“Just don’t fall outta the truck” was the last piece of advice Bud gave me before stepping on the gas. Because of that, my hands began to sweat so much that holding on to the side felt like grabbing grease, my shoes suddenly had no grip, and I just knew that he had a flat or the shocks were gone on my side and the bed of the truck tilted down like a slide at a theme park. And so began my introduction to feeding buffalo at a wildlife preserve.
Now I grew up on a farm. When you feed cows they mosey up to the barn like they’re walking through quicksand. But buffalo storm at food with the purpose of devouring! Hence the need to not fall outta the truck!
My job was to take pictures while the other person threw out the feed. uh huh. “Whose dumb idea was this”, kept running through my mind.
Before I ever saw the first buffalo, I heard them coming. It was like what the pins at the end of a bowling lane must hear, and the same anticipation of an eventual strike! rumble rumble rumble and then the small dust storm. As my eyes intensely searched through the cloud of dust for a big furry creature, my heart started to race like the old pickup I was trying desperately to stay within. And then, like a football player bursting through the pep rally sign, those over-sized thick furry heads cut through the dust and came charging toward the truck full on!
One of my favorite films is Dances with Wolves. Great cinematography! Ever watch the special features of how they shot the buffalo hunt? Whoa Nelly! Exciting and Scary! Capturing on film a huge herd of stampeding buffalo while trying to keep them from not running over any actors, horses, or for that matter the guy holding the camera . . . quite a little rodeo!
So here I am in my own little Dances with Buffalo movie. Dust flying in my face, my feet scrambling for some stability in the bed of the pickup, spitting out stray flying buffalo feed, and desperately trying to focus my camera on that wild hairy creature storming the truck! I just get the hang of this when Bud yells back “Hang On!” Suddenly he u-turns on a cow patty and starts head first into the herd! Having recovered from being slung to the other corner of this understandably beat up old Ford, I turn to the front of the cab while bracing for a head on collision with one of these large bulls and realized we just parted the waters of a sea of fur. The buffalo herd split down the middle letting us pass! Then, before I could close my gaping mouth, Cowboy Bud yelled “Watch this!” Hitting the brake and making my rear drop to the bed of the truck quicker than a lead brick, I just knew we were done for. My mind racing for all the quick get-aways or all the reasons I would have to give the doctors to explain the hoof marks across my face, I squinted into the now settling dust from our rapid stop (thinking squinting would help ease the pain of eating buffalo fur). But to my amazement, when the dust did settle, there stood the herd about 10 feet from the truck, waiting for our next move.
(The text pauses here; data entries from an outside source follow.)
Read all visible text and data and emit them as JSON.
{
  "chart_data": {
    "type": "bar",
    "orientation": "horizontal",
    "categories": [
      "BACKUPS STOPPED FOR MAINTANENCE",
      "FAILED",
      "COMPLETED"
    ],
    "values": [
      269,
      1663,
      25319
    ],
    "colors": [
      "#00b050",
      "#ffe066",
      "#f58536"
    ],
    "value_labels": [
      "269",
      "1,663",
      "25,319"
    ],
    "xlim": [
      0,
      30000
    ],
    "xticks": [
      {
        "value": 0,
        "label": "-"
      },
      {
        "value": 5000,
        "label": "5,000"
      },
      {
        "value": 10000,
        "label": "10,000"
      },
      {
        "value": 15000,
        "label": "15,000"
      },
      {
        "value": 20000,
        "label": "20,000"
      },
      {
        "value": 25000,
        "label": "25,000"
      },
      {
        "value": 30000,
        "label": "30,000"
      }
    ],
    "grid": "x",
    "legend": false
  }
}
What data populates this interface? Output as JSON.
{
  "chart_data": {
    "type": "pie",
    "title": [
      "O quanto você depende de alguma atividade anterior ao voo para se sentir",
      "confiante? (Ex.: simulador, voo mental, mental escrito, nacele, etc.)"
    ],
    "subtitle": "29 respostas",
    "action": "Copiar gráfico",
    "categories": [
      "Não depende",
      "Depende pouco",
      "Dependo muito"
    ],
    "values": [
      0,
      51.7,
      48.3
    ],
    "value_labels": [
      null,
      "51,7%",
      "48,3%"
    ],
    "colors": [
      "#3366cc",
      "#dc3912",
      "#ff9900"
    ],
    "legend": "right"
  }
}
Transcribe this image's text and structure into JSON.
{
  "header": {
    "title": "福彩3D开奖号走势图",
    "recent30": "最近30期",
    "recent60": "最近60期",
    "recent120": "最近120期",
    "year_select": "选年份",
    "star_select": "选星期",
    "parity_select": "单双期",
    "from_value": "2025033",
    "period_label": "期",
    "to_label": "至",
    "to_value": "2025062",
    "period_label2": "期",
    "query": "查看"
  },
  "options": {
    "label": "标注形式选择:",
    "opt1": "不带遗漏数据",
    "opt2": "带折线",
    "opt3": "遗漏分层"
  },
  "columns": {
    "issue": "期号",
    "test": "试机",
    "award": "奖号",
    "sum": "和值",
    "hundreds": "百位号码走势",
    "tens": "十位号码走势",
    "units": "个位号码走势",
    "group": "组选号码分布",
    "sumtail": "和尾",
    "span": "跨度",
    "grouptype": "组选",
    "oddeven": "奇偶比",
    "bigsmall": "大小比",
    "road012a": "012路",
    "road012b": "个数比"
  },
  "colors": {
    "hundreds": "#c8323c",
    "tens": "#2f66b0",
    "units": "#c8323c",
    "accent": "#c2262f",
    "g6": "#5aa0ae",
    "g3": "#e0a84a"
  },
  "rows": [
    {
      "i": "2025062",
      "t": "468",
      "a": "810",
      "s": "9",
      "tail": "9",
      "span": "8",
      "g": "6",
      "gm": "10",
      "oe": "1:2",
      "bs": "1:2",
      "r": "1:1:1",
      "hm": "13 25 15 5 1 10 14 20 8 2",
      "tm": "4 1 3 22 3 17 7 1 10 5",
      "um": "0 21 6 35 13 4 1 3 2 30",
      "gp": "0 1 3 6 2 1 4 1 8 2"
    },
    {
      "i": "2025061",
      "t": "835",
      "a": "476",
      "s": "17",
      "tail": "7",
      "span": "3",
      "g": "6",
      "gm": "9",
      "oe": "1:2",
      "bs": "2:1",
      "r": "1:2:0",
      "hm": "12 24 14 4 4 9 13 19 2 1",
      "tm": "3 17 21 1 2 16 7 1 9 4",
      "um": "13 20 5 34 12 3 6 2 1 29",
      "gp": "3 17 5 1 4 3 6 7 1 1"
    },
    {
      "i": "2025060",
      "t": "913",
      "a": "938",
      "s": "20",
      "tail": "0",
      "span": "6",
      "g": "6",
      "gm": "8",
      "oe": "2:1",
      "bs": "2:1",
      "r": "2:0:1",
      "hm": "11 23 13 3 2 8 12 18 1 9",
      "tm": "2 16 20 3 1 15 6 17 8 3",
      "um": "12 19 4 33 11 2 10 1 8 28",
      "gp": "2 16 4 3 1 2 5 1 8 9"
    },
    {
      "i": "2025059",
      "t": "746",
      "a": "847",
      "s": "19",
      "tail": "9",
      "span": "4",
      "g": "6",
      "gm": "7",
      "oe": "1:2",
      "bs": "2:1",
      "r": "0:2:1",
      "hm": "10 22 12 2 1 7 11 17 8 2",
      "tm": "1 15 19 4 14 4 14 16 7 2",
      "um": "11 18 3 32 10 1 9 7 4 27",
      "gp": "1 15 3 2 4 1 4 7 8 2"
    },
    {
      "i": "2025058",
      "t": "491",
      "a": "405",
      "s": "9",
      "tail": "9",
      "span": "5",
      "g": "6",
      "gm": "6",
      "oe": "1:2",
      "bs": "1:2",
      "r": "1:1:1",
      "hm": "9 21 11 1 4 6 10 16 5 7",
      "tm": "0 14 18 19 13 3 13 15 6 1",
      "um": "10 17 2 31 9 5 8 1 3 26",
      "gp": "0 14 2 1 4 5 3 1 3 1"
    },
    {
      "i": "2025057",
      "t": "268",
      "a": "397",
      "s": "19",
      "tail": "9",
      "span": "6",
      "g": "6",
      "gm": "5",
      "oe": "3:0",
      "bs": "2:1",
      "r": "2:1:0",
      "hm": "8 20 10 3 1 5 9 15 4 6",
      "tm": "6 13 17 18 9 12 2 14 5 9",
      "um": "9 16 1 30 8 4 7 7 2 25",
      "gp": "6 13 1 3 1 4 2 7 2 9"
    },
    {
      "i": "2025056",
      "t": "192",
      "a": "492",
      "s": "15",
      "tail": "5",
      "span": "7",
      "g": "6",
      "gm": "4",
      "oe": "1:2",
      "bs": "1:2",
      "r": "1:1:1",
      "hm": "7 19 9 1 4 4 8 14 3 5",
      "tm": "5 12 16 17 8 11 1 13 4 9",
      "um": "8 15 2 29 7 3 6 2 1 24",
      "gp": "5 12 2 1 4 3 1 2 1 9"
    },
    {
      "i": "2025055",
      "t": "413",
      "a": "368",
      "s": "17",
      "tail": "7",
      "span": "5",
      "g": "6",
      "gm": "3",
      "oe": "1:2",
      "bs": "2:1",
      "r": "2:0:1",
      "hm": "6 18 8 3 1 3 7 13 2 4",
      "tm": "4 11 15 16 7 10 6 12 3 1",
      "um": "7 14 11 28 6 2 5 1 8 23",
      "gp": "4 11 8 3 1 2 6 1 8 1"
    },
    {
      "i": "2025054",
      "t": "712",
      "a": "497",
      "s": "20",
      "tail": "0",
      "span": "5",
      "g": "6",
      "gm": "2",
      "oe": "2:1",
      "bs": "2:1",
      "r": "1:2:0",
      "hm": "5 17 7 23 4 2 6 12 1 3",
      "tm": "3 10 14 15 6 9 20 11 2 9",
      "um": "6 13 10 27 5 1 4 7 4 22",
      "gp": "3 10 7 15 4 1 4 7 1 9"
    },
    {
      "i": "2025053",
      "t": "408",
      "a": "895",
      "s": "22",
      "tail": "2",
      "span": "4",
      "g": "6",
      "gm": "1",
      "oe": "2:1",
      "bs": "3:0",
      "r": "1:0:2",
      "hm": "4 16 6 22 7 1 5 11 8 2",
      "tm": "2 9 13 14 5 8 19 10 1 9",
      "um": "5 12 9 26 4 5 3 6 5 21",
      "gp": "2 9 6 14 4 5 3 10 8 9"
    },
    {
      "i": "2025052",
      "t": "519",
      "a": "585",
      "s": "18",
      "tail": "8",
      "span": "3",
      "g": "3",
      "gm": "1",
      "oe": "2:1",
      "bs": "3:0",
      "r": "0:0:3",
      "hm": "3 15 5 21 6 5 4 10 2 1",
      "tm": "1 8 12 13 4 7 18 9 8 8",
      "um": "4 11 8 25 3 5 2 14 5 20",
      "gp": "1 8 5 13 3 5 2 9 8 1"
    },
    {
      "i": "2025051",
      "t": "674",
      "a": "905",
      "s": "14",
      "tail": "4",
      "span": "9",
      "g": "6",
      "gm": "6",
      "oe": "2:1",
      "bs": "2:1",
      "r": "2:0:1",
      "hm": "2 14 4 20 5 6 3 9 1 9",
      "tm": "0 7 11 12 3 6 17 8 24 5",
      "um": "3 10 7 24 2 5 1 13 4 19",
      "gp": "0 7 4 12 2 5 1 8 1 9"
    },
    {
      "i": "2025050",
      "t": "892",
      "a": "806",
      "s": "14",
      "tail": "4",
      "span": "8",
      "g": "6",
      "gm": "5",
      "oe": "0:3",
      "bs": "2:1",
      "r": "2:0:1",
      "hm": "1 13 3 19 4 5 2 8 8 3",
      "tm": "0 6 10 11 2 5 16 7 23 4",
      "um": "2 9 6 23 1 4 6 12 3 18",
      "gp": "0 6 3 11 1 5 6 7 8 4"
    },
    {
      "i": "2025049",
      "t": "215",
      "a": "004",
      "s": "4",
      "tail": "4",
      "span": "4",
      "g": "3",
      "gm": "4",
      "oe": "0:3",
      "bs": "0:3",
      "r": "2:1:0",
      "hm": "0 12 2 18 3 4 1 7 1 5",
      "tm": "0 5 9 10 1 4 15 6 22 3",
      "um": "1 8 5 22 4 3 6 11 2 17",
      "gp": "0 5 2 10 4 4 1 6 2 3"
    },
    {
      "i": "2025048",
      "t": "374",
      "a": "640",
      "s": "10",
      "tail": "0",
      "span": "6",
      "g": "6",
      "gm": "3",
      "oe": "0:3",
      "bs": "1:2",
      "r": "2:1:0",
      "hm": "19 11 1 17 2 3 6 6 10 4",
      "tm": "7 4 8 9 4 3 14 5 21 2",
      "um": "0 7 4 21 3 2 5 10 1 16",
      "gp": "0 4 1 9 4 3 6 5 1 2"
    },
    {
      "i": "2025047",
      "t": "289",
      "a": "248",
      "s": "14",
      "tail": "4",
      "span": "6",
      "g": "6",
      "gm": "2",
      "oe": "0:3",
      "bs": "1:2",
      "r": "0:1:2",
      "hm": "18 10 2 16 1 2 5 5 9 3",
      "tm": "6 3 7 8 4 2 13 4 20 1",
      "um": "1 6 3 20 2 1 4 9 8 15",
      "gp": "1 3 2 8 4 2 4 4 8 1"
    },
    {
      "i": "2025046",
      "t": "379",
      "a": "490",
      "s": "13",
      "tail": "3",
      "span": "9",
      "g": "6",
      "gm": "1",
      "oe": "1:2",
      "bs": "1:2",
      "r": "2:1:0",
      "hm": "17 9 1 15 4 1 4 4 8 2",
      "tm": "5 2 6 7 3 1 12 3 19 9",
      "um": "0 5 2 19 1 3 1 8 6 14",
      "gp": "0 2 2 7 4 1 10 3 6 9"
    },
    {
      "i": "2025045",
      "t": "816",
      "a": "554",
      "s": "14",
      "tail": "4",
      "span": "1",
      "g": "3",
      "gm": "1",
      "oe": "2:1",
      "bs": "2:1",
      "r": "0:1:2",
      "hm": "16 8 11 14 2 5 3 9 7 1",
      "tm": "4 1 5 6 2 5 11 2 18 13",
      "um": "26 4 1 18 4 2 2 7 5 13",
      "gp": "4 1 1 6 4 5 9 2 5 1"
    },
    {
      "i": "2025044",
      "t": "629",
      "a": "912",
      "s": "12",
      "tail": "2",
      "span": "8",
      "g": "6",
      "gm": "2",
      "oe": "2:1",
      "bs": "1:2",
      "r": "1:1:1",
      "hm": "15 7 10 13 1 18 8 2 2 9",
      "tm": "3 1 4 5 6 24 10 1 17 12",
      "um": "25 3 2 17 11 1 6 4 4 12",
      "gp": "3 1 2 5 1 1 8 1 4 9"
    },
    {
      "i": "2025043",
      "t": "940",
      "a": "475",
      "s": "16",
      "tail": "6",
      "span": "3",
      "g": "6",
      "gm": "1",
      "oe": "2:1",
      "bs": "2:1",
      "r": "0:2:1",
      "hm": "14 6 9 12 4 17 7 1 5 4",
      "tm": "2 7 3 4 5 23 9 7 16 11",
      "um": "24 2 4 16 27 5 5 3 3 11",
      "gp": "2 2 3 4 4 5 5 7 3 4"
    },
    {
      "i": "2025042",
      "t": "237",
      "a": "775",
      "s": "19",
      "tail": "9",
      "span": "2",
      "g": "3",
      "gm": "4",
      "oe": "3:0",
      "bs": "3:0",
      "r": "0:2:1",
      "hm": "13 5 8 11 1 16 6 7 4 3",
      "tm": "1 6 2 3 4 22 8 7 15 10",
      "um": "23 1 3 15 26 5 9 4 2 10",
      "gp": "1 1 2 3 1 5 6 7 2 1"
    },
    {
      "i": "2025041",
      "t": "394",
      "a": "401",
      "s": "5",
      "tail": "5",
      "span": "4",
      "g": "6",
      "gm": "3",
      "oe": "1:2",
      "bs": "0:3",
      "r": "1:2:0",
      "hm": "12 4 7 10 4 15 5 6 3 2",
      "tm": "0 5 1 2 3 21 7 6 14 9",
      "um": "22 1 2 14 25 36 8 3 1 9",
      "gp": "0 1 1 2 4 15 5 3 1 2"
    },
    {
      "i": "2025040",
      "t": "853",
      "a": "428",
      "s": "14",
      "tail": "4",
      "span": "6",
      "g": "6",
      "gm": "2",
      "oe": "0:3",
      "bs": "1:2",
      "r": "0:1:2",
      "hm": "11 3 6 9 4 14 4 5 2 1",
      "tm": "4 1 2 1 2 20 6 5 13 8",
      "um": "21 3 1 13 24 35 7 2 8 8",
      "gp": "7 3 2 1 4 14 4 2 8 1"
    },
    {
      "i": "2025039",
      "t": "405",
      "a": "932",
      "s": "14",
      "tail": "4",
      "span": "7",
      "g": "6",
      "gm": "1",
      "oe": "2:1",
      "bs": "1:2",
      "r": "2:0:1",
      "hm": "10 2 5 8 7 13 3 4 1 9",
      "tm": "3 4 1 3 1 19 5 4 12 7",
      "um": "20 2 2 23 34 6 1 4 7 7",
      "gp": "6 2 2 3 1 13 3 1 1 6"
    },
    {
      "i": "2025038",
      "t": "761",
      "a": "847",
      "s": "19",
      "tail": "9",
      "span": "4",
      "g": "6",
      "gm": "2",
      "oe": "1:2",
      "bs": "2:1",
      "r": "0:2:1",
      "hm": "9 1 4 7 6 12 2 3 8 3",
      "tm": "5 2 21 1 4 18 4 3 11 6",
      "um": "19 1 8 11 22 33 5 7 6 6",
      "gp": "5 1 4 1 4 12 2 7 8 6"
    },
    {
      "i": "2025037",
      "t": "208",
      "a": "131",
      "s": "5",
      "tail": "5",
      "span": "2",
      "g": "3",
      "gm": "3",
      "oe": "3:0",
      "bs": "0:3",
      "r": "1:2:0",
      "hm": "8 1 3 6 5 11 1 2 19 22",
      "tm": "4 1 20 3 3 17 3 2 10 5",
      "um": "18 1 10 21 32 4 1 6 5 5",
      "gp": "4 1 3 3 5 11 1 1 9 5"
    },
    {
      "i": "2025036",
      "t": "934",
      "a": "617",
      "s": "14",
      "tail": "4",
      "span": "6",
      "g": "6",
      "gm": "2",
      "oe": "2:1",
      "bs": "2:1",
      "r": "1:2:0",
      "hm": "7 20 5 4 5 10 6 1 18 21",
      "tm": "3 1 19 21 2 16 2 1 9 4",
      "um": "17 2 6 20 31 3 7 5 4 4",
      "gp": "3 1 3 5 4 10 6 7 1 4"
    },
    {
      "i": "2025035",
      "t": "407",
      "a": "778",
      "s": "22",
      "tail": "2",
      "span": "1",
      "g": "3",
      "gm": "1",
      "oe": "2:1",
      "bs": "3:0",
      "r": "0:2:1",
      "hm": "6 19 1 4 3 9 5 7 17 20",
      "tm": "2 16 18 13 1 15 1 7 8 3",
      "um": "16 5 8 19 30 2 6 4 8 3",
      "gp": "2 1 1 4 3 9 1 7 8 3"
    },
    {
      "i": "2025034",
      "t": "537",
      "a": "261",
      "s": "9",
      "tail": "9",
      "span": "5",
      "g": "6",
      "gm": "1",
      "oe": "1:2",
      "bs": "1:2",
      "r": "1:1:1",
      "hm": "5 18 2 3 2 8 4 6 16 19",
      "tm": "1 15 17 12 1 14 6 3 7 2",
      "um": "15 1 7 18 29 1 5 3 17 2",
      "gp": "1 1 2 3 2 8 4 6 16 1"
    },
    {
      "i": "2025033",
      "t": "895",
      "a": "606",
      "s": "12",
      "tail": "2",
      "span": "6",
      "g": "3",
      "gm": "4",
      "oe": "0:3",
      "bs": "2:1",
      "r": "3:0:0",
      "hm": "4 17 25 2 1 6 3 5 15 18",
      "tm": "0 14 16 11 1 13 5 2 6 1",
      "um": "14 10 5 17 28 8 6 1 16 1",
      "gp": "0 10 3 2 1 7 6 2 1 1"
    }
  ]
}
Huh? I had expected that the wildlife preserve CSI team would be peeling me up with eye tweezers and putting me in an evidence bag. But instead, Cowboy Bud just slowly took us back to the barn as we threw out the last of the feed and the buffalo eventually wandered off.
So my point? Well most of us are trucking through life trying to do what is right and with kindness and care, when out of the dust comes a world of wrong charging at us like a herd of buffalo trying to mow us down fast and hard while we’re just trying to hang on and stay focused. It comes in all different ways, shapes, places, times and people. For example, I’m out here trying to live by the foundation of the Bible and in today’s society, well that ain’t popular or politically correct. And so there are times when this world tries to let me know that in some very harsh ways. Now I’m not about to preach a sermon so just hang with me, it’s some common sense that comes in handy.
Here’s what I learned . . . you got 3 options when the world-of-out-of-control-charging-buffalo come at you:
run away
face and attack
or stand still.
Option 1: you can try to out run it and hide and just live like you want. Ask Jonah what he found out about that as he floated along in that belly of the great fish . . . hint – it’s just gonna follow. And might I add, the fish vomited out Jonah, not a pretty picture (stinky).
So that brings me to Option 2: face and attack.
When Bud turned that truck around, suddenly the big furry snorting kicking fierce creatures were faced with something coming at them. Not what they expected. You can ask Goliath about that when a young boy named David came charging at him with just a slingshot and some rocks. But that actually makes perfect sense; it throws the world off guard. Read I Samuel 17: 48, I’m telling you Goliath would have been one big ole buffalo coming at David, but it says that David ran quickly toward the battle. And . . . he won! We’ve got to dig our feet in, put our shoulder down, fix our eyes on the battle, hold strong to the flame of truth, and CHARGE! We’ve got the same God with us as David did. What’s the hold up? Go get ‘em!
Oh yea, Option 3? Well as Cowboy Bud might have said, “don’t just stand there or by jenkies you’re gonna get smushed!”